Bonjour Mathieu Duméry, votre personnage est à la fois critique, cynique, didactique, ludique et provocateur mais vos propos s'appuient sur un vrai travail journalistique. Comment vous sont venues à l'idée ces chroniques ?
La première fois que j’ai pensé à faire Les Chroniques Ecologiques c’était en 2010. Il y avait quelque chose autour de la médiatisation de l’écologie qui me foutait systématiquement le bourdon. Ce mode de communication consistant à faire peur aux gens avec des vidéos anxiogènes part d’un bon sentiment mais force est de constater que ça n’impacte pas positivement les personnes dans leur prise de décision ni dans leurs actes.
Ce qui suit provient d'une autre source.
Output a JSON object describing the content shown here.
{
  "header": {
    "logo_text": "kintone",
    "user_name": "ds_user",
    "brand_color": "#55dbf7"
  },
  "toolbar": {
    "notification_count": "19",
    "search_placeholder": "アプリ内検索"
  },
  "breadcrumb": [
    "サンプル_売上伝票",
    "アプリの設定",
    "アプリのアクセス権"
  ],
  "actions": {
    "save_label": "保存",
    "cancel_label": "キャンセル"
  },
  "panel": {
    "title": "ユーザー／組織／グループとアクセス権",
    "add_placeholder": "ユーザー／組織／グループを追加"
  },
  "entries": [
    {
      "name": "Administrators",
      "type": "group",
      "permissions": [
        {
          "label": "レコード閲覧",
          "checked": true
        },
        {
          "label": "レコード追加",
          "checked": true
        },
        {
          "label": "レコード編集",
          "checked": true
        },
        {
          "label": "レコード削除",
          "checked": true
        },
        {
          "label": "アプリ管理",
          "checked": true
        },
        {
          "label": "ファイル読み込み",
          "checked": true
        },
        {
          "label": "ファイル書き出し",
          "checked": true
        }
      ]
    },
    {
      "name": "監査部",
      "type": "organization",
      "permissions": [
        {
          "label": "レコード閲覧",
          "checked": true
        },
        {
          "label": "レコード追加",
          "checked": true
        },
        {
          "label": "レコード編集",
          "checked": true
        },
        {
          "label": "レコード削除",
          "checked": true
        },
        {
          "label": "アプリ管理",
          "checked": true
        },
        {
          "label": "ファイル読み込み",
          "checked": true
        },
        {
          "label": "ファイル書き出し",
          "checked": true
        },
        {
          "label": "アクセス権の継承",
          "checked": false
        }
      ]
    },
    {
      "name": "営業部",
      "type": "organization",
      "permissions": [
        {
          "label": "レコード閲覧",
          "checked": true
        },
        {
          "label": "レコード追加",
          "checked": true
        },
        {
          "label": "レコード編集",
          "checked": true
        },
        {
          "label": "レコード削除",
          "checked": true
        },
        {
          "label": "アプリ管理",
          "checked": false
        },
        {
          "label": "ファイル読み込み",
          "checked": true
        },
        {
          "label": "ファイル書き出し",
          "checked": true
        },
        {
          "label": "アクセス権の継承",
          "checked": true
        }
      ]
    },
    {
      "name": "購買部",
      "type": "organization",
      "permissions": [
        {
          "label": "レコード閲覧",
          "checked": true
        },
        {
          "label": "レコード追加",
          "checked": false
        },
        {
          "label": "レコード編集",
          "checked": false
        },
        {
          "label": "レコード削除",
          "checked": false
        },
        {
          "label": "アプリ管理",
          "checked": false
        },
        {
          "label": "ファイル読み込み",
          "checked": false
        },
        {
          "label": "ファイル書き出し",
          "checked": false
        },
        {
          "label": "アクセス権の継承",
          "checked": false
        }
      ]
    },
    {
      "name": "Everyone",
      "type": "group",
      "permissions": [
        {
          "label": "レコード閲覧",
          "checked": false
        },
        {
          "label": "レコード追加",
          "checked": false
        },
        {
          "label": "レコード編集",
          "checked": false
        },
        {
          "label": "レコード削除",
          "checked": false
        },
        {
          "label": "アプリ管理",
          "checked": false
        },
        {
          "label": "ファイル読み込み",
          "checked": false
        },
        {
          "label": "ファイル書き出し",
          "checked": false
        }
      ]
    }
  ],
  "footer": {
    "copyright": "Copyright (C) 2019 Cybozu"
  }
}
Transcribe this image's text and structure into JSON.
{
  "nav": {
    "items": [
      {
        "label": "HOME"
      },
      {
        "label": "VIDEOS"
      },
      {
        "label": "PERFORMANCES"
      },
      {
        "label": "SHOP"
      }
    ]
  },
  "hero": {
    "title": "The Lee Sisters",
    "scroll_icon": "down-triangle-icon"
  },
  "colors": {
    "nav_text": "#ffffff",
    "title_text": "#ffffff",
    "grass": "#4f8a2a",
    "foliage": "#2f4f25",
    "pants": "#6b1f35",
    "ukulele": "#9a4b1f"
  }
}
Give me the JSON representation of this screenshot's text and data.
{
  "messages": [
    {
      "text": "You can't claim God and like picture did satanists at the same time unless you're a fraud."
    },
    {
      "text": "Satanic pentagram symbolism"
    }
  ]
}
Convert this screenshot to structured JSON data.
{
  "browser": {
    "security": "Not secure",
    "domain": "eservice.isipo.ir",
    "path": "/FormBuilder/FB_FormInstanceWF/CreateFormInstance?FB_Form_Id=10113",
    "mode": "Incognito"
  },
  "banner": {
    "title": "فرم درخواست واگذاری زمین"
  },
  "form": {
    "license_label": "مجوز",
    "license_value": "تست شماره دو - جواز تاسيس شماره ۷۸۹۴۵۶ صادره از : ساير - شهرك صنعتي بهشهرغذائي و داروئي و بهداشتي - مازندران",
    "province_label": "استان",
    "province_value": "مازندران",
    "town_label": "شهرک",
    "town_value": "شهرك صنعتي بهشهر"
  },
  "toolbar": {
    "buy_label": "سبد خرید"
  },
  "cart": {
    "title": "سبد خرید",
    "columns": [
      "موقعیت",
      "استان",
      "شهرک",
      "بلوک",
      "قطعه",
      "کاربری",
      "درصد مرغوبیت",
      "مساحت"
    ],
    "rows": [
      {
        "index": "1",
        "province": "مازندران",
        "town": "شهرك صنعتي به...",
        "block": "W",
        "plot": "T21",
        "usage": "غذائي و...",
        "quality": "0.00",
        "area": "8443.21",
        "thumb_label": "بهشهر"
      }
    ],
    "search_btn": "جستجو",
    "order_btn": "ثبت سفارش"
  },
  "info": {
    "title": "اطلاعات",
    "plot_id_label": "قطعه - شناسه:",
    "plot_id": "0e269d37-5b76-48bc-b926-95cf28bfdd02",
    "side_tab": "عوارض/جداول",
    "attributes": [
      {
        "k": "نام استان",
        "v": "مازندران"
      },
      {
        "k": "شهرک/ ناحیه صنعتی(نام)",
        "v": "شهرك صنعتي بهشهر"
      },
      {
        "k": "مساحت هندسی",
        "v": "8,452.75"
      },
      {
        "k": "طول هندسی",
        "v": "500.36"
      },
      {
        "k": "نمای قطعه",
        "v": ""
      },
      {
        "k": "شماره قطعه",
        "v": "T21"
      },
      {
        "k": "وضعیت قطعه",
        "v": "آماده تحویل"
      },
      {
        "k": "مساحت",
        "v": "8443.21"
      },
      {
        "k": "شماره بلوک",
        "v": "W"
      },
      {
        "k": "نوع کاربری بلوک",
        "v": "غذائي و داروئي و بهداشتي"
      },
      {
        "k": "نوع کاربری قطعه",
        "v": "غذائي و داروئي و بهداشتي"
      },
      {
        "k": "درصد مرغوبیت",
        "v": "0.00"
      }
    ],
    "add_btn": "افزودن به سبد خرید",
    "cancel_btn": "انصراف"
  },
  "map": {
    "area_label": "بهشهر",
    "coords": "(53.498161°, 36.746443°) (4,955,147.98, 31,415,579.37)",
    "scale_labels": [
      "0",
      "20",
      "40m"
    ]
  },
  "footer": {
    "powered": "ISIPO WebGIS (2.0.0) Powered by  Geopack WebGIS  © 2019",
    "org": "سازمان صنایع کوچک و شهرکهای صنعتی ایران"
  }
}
Si même-moi, sensibilisé à la cause environnementale, j’avais envie de fermer les yeux sur ces messages, qu’en était-il de celui ou celle qui restait à convertir ? Alors j’ai pensé qu’à défaut d’intéresser les gens à la problématique écolo, on pouvait les faire marrer un peu, avec comme prétexte l’information militante. Quatre ans plus tard, la géniale équipe du Professeur Feuillage tournait le premier épisode dans un squat du XXe.
Voir ci-dessous le premier épisode :
Le Professeur Feuillage est accompagné de sa jeune thésarde Sophie Shemalenko, vous utilisez schémas, maquettes, cartes mais aussi enquêtes de terrain en tout genre... Votre univers est loufoque et votre langage parfois grivoix et irrévérencieux... Le moins qu'on puisse dire est que cela permet de traiter de sujets préoccupants avec légèreté. Quel regard portez-vous sur la sensibilisation à l'écologie aujourd'hui ?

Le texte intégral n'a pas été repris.